The guests, now all on their feet, approached to examine the jigsaw puzzle of clothes, flesh, and bones that had been Calzoni. The serving staff, apparently a more squeamish lot, were visibly dismayed.
“A dream come true,” the Princess said to herself.
“A dream to some, a nightmare to others,” Von Schmidt said, and went to confer with an older looking servant. They spoke quietly and in an odd dialect of German, the only expressions the Princess managed to catch being, “Herculean task” and “under the sofa.”
“Is blasted pirate!” The Russian youth was the first to speak following Calzoni’s spectacular demise. “I tell you again and again, you should never invite her! All here true aristocrats. She just pirate. She bring the dream shtuka here, sleep off during important negotiations, and soon after, Von Ludendorf gone and Don Calzoni dead! Is clear—”

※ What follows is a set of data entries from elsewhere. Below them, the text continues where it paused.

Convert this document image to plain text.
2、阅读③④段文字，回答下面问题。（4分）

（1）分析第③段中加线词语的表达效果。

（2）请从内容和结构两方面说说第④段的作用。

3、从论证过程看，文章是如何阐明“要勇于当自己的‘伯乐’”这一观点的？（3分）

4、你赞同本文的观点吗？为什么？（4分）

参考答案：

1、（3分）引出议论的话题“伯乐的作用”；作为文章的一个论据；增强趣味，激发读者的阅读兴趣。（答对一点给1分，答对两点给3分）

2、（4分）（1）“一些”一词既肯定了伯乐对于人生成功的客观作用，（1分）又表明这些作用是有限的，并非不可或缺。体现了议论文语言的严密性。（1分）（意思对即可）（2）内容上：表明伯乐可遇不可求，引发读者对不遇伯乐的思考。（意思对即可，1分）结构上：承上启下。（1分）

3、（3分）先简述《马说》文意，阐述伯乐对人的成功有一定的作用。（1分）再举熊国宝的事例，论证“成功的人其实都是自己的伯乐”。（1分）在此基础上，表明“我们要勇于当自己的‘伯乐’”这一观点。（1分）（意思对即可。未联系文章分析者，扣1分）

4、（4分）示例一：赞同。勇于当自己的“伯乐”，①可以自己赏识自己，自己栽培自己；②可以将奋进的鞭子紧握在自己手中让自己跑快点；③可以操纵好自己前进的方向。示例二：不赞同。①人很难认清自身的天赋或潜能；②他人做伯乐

Von Schmidt raised his hands in a pacifying manner. “Please, gospodin Ivanov, I’m sure—”
“No, Von Schmidt, he’s speaking the truth!” the Princess interrupted, trying to sound hysterical, rather than enormously pleased with herself. “This old hag threatened that she would hurt me if I didn’t do as she commanded … look!”
The Princess showed her burnt glove and scratched armor to all present. “She demanded that I apply some electrical gadget to the wall … as if I were some common servant girl!”
There was a whoosh and Madam Chang’s head rolled to the floor. Not a single drop of blood was spilled, nor did the body stir even slightly. A second later, the sofa split apart, the edge smoking from the blow. The floor underneath had a long, perfectly straight burn mark as well.
“I have heard enough!” Tanaka shouted, his face grim. “There is subterfuge of war and there is disgrace of larceny. Former is commendable. Latter is reprehensible. This lowborn pirate has brought shame to us all by her mere presence!” It was implied by his words that he was behind this swift execution, though by what means exactly he effected it, the Princess couldn’t begin to guess.
Professor York looked indignant. “I say!” he raised his voice an octave. “I say!”
“Why you always say, ‘I say’ before saying anything?” the Russian asked, while loading something red and foul smelling to his plate, his appetite obviously unaffected by the carnage. Perhaps in Russia, such manner of expeditious expiration of questionable characters was common practice, the Princess mused, not without appreciation.
“I realize that in Russia or Japan, a dinner with only 50% casualties is considered an astounding success, but among civilized people, it is most outrageous!” Jean said, looking away disgustedly. “Let us move to a different room at once. This is most disagreeable with the digestive process and while I cannot attest to others, I have not had my fill yet!”
You will soon enough, the Princess thought.